We children of Enlightenment put a lot of stock in our faculty of reason often limiting God to what our erudition can conceive. To the Corinthian Christians who placed great emphasis on what they knew, Paul wrote “but we proclaim Christ crucified, a stumbling-block to Jews and foolishness to Gentiles … For God’s foolishness is wiser than human wisdom, and God’s weakness is stronger than human strength.” (1 Corinthians 1:23, 25)

4. In a remote valley of northern California forty-two radio telescopes point skyward. The Allen Telescope Array is a new and powerful tool for an organization called the SETI (Search for Extraterrestrial Intelligence) Institute. The SETI Institute began decades ago, and this latest technological marvel represents a new phase in its cosmic search for extraterrestrial life. The array of large telescopes is "listening" carefully to the universe. In sync with each other, the telescopes read and record distant radio frequencies from across the universe, in the hope that something from the heavens will indicate the presence of an intelligent life form.

Friends, the gospel witnesses that we don’t need the Allen Telescope Array. The creator of our intellect is as close as our breath and but a prayer away. Faith begins by trusting as much of ourselves as we know of ourselves to as much of God as we know of him. We have heard today our Lord’s assertion, “My sheep hear my voice”; faith can begin with a prayer as simple as, “Lord, let me hear you.” And the very fact we would pray such a prayer is already an instance that he has spoken to us.

Many know the hymn—when the saints go marching in. When I hear Jesus say “my sheep” a repeated phrase in that hymn comes to my heart—“O Lord I want to be in that number.” Great shepherd, let me be named as yours. Hear what the great shepherd says for any who say yes to faith, “I give them eternal life, and they will never perish. No one will snatch them out of my hand.” I can’t imagine anyone in a clear frame of mind who would not want to be in that number.

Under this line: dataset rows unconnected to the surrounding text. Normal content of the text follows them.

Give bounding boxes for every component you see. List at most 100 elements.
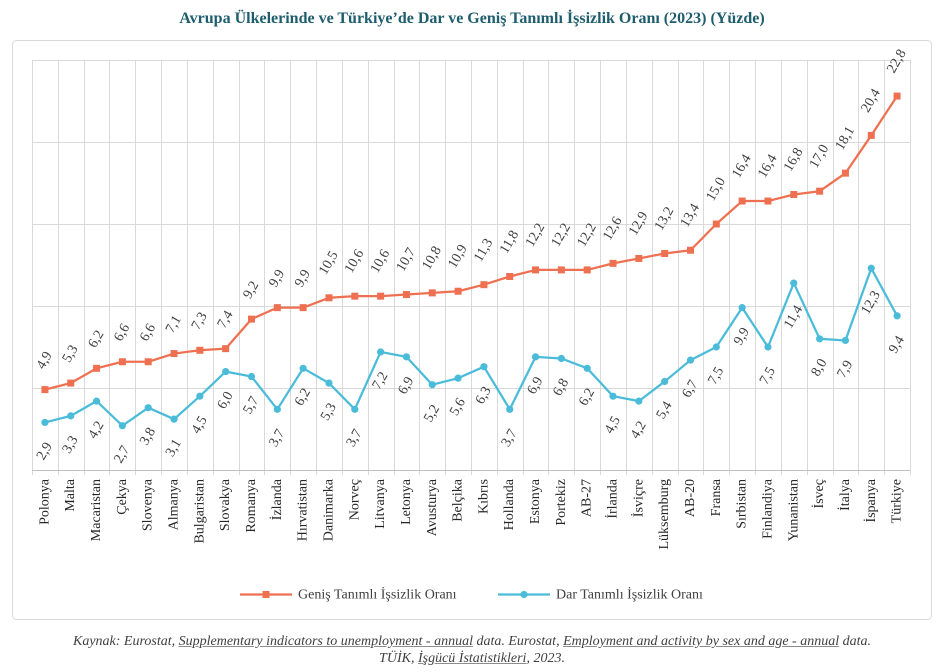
legend-item-genis: Geniş Tanımlı İşsizlik Oranı <box>240 587 457 603</box>
series-0-data-label: 13,4 <box>678 201 703 230</box>
series-1-marker <box>841 336 850 345</box>
series-1-data-label: 3,7 <box>499 427 521 450</box>
series-1-line <box>44 267 899 427</box>
series-0-marker <box>402 291 410 299</box>
gridlines <box>32 60 911 475</box>
x-tick-label: İspanya <box>863 478 879 522</box>
series-0-marker <box>196 346 204 354</box>
x-tick-label: Romanya <box>244 478 259 532</box>
series-0-marker <box>454 287 462 295</box>
series-1-data-label: 5,2 <box>421 402 443 425</box>
series-1-data-label: 5,4 <box>654 399 676 422</box>
series-1-data-label: 5,7 <box>241 394 263 417</box>
series-1-marker <box>686 356 695 364</box>
series-1-marker <box>402 353 411 361</box>
x-tick-label: Almanya <box>167 478 182 530</box>
series-0-data-label: 9,9 <box>266 267 288 290</box>
series-0 <box>41 92 901 394</box>
series-0-data-label: 6,6 <box>112 321 134 344</box>
series-1-marker <box>118 422 126 430</box>
series-0-marker <box>93 364 101 372</box>
x-tick-label: Sırbistan <box>735 479 750 529</box>
series-1-data-label: 6,8 <box>551 376 573 399</box>
series-1-marker <box>247 372 256 381</box>
source-text: data. <box>839 634 872 649</box>
series-1-data-label: 6,9 <box>525 375 547 398</box>
series-0-marker <box>583 266 591 274</box>
x-tick-label: Avusturya <box>425 478 440 536</box>
series-0-marker <box>841 169 849 177</box>
series-1-data-label: 3,7 <box>266 427 288 450</box>
series-1-marker <box>583 364 591 372</box>
legend-circle-marker <box>520 590 528 599</box>
series-0-marker <box>170 350 178 358</box>
source-text: , 2023. <box>526 651 565 666</box>
series-1-marker <box>351 405 359 413</box>
x-tick-label: Kıbrıs <box>476 479 491 514</box>
x-tick-label: Estonya <box>528 478 543 524</box>
series-1-marker <box>377 348 385 356</box>
series-0-marker <box>738 197 746 205</box>
series-0-marker <box>893 92 901 100</box>
series-1-marker <box>273 405 281 413</box>
series-1-marker <box>428 381 436 389</box>
series-1-data-label: 6,7 <box>680 378 702 401</box>
series-1-marker <box>222 368 230 376</box>
series-1-marker <box>67 412 75 420</box>
source-text: TÜİK, <box>379 651 418 666</box>
legend: Geniş Tanımlı İşsizlik Oranı Dar Tanımlı… <box>240 587 703 603</box>
series-1-marker <box>92 397 101 405</box>
x-tick-label: Norveç <box>347 479 362 520</box>
chart-title: Avrupa Ülkelerinde ve Türkiye’de Dar ve … <box>179 10 765 27</box>
series-0-data-label: 16,4 <box>755 152 780 181</box>
x-tick-label: Yunanistan <box>786 479 801 541</box>
x-tick-label: Polonya <box>37 478 52 525</box>
series-1-marker <box>170 415 178 423</box>
x-tick-label: İsveç <box>811 479 827 509</box>
series-0-marker <box>41 386 49 394</box>
series-0-data-label: 7,4 <box>215 308 237 331</box>
series-1-data-label: 7,5 <box>757 365 779 388</box>
x-tick-label: İrlanda <box>605 478 621 518</box>
series-1-marker <box>480 363 488 371</box>
chart-frame <box>12 40 932 620</box>
series-0-data-label: 12,9 <box>626 209 651 238</box>
series-1-marker <box>764 343 772 351</box>
series-0-data-label: 10,5 <box>316 249 341 278</box>
series-1-data-label: 3,3 <box>60 434 82 457</box>
series-1-data-label: 4,2 <box>86 419 108 442</box>
source-text: Kaynak: Eurostat, <box>72 634 179 649</box>
series-0-data-label: 13,2 <box>652 205 677 234</box>
legend-label-dar: Dar Tanımlı İşsizlik Oranı <box>556 587 703 603</box>
series-0-data-label: 7,1 <box>163 313 185 336</box>
series-1-marker <box>893 312 901 320</box>
series-0-marker <box>299 304 307 312</box>
source-line-2: TÜİK, İşgücü İstatistikleri, 2023. <box>0 650 944 667</box>
series-0-data-label: 6,6 <box>137 321 159 344</box>
series-1-data-label: 9,9 <box>731 325 753 348</box>
legend-item-dar: Dar Tanımlı İşsizlik Oranı <box>498 587 703 603</box>
series-0-data-label: 10,7 <box>394 246 419 275</box>
series-0-data-label: 10,8 <box>420 244 445 273</box>
series-1-marker <box>41 418 49 427</box>
series-0-marker <box>428 289 436 297</box>
x-tick-label: AB-27 <box>580 479 595 517</box>
series-0-data-label: 17,0 <box>807 142 832 171</box>
series-0-data-label: 9,2 <box>241 279 263 302</box>
series-0-marker <box>325 294 333 302</box>
series-1-data-label: 4,5 <box>602 414 624 437</box>
series-0-marker <box>480 281 488 289</box>
series-1-data-label: 8,0 <box>809 356 831 379</box>
series-0-marker <box>118 358 126 366</box>
series-0-data-label: 5,3 <box>60 343 82 366</box>
x-tick-label: Slovakya <box>218 478 233 531</box>
x-tick-label: Bulgaristan <box>192 479 207 544</box>
x-tick-label: Lüksemburg <box>657 479 672 550</box>
series-1-data-label: 5,6 <box>447 396 469 419</box>
x-tick-label: Malta <box>63 478 78 511</box>
legend-square-marker <box>262 591 270 598</box>
series-1-data-label: 6,0 <box>215 389 237 412</box>
series-0-marker <box>816 187 824 195</box>
series-0-data-label: 12,2 <box>575 221 600 250</box>
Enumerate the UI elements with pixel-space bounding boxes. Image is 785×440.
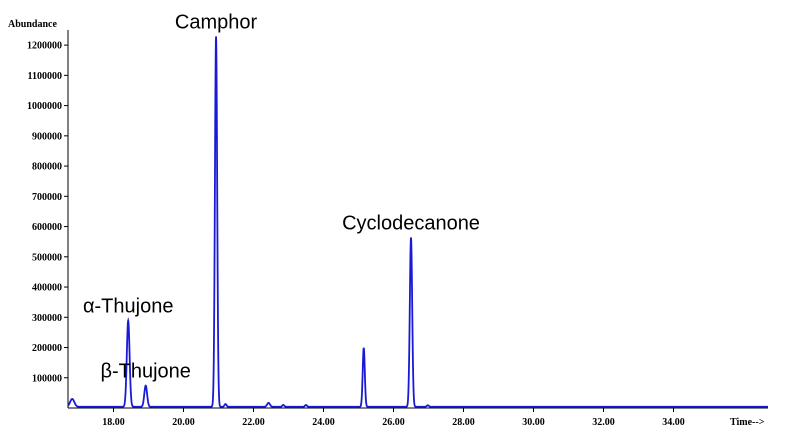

We read today from the Revelation of St. John of “a great multitude that no one could count, from every nation, from all tribes and peoples and languages, standing before the throne and before the Lamb, robed in white, with palm branches in their hands.” In the vision the elders tell us the correct question to ask—“who are these, robbed in white, and where have they come from?” They are those who have “come out of the great ordeal.” John’s Revelation was written to Christians facing terrible persecution as a word of hope. Not even persecution could snatch them out of the Saviour’s hand.

Conclusion
A Sunday School teacher decided to have her young class memorize Psalm 23. She gave the children a month to learn the chapter. One little boy was excited about the task he worked hard to learn the lines. On the day that the children were scheduled to recite Psalm 23 in front of the congregation, this little boy was very nervous. When it was his turn, he stepped up to the microphone and said proudly, "The Lord is my Shepherd,” and froze, adding this “and that’s all I need to know."